Meditationtime Forum Post

Date:  Posted 5 years before Sep 30, 2017

 

Alfredo 5 years ago

नमः शिवाय

 

AM Practice

Woke up at Brahma-Muhurta

 

Svadhyaya: Having reviewed “Uddhava Gita Explained”, started with great expectations the “Bhagavad Gita Explained”. Chapter 1 contains a great summary of the events leading to the great battle at Kurukshetra near current Delhi. This is very uncommon to find in most translations, thus readers often miss the background from the Mahabharata, which, although not critical, is important to understand the context from which the Gita is excised. I liked the translation of “dharmakshetre” as “the place of settling political affairs”. There has been quite a bit of pussyfooting with this word in other translations.

 

Dedication: Practice dedicated to Lord Shiva after mantra and incantation to the Mahayogi, Maheshwara.

 

Breath Infusion: 30 minutes of Bhastrika prânâyâma infusing breath on the navel. Kundalini arose once towards the end of the session while doing the kneeling asanas as usual.

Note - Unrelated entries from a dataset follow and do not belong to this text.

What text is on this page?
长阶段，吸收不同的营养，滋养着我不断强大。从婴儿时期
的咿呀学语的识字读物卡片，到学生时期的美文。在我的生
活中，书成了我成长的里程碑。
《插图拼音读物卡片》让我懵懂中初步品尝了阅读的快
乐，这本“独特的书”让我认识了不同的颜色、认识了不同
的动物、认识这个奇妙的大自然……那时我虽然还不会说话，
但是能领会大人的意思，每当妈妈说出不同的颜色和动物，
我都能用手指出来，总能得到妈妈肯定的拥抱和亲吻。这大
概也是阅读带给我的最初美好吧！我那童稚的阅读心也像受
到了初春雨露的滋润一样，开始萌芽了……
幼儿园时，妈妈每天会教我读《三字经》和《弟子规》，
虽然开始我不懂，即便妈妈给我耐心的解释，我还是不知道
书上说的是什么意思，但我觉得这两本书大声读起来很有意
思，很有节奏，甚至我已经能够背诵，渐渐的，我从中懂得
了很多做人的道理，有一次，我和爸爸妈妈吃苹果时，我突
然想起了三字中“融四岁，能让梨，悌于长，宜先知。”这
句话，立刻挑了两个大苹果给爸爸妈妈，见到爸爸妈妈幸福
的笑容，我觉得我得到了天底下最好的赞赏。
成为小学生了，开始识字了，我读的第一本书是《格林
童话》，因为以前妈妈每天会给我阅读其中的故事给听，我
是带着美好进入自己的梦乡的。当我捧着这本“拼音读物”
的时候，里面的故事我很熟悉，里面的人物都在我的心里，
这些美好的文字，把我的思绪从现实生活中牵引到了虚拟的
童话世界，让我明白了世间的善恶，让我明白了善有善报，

The practice was compromised in a sense due to being conducted for the 1st time in a motel room (Tampa, FL) where I will be staying for 6 weeks during weekdays (returning home on weekends).

 

Meditation: 45 minutes meditation on the back of the head. There was nothing specific of note, but the usual struggle to keep the concentration focused (dharana), and the attempts to elongate it into Dhyana. Same as above as I find the center of gravity here.

 

Dream recall: One dream recalled of neutral import.

 

PM Practice: No pm practice possible due to work schedule.

 

MiBeloved 5 years ago

The word dharma is used frequently in India. It has come to the point where people say that it has no English equivalent. This might be because the word has meaning according to its context so that any hard and fast meaning may be upset if the word was used in certain other situations.

 

Roughly translated a general meaning for dharma is righteous lifestyle where righteous is defined as the way of life which is consistent with the stipulations in the books like the Manu Samhita.

 

However when we are dealing with kings, royal families, we are dealing with law, order and the political means of enforcing that. Arjuna was the chief enforcer on the battlefield of Kurukshetra and the magistrate who was giving him orders from behind was Krishna.

 

It was a political not a religious situation and this is the first thing one has to get straight. Otherwise since the religious people have cradled the text as their exclusive property, there arises this misconception that the Gita concerns ashrams and religion.

 

It has to do with politics and war.

 

Kurukshetra was the traditional battlefield when there was a feud between warring clans. Diplomacy failed and as is our history, the next step was warfare.